Margot SANDEMAN with Ian HAMILTON FINLAY
Paintings 1986-1988
27 June - 08 July 2011
(Internet)

Introduction

Margot Sandeman(1922-2009) and Ian Hamilton Finlay (1925-2006) were fellow-students at Glasgow School of Art during the early years of the Second World War. During the 1960s their first collaboration focussed on Poor.Old.Tired.Horse, Finlay’s poetry periodical, for which Sandeman produced line drawings (1965). She subsequently illustrated several publications from his Wild Hawthorn Press, including Fishing News News, Peterhead Fragments, Rhymes for Lemons and other works. This in turn led to a greater emphasis on line in her paintings, and her linear style began to emerge, along with a pared-down painted surface.

Sandeman’s art took a new direction in the early 1980s when she turned from landscape painting (in both acrylic and oil), and from a pre-occupation with poetry in the context of landscape works, to focus on still life painting. Working from her bothy at High Corrie on the east side of the island of Arran, she produced a series of still life paintings using simple objects - jugs, candles, shells - and varying formats.
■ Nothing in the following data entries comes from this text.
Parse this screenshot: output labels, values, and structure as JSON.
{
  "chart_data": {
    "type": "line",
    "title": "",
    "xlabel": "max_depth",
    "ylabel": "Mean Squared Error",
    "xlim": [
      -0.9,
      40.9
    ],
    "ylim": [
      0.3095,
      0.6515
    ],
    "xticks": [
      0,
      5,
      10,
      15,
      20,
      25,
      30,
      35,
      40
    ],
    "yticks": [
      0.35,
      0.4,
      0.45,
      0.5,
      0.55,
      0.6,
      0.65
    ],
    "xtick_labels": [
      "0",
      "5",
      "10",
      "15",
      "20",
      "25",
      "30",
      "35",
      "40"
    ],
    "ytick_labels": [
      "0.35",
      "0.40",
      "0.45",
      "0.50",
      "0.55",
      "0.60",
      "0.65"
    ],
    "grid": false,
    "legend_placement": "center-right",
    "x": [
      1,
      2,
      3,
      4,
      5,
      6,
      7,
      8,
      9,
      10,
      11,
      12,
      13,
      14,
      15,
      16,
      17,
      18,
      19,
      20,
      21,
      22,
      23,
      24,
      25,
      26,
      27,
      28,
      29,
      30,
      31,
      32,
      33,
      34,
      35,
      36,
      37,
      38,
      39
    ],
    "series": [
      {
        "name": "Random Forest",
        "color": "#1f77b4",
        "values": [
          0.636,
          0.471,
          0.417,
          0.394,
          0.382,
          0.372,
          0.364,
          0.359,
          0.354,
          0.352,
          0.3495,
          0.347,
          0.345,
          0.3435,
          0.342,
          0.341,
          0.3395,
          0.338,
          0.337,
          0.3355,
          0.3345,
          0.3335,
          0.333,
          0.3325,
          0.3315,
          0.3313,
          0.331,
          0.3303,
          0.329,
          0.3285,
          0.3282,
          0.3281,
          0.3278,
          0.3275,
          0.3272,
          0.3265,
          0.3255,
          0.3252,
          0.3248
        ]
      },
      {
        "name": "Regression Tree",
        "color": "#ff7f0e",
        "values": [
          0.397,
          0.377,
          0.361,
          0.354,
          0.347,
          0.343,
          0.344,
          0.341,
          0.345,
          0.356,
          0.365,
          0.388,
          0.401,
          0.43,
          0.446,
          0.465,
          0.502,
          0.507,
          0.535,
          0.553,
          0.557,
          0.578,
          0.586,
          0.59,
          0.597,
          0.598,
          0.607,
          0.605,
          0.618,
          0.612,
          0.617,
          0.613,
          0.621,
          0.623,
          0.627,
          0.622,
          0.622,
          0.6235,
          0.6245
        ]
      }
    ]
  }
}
These works were the genesis of future explorations of the still life genre, and they inspired Ian Hamilton Finlay’s proposal for a suite of collaborative works based on texts selected by him to collectively represent a vision of the pastoral. The texts were later published as A Concise Classical Dictionary (Wild Hawthorn Press 1988). Quotations from a wide range of authors are preceeded by ‘dictionary definitions’ which are characteristically enigmatic, and occasionally explicitly described as ‘emblems’.

Over three years, from 1986 until 1988, Sandeman worked on this collaboration, producing a total of forty four paintings. She had been supplied with eight copies of each of the eleven printed texts, and only one instruction, namely that the weave of Sackcloth should be loose enough to allow light, resembling starlight, to filter through! The eleven titles are Redcurrant, Pear, Nut, Olive, Honey, Jug, Sackcloth, Twine, Sheaf, Patch and Net. Superficially these are suggestive of a cottage garden, or even of the domestic aspects of the garden at Little Sparta. However the texts, ranging as they do from poets John Clare and Wallace Stevens, to philosophers Plotinus and Wittgenstein, to Hawkins’ Partheneia Sacra and W Cobbett’s Cottage Economy, indicate typically wider concerns. The challenge for Sandeman was to marry visual imagery with a general sense of the meaning of the texts; and to successfully incorporate the text itself into her overall design. Finlay’s ultimate aim was to create an exhibition which featured texts, paintings, and artefacts, but this was never realised. Within the series of forty four paintings are some of Sandeman’s most beautiful still life works.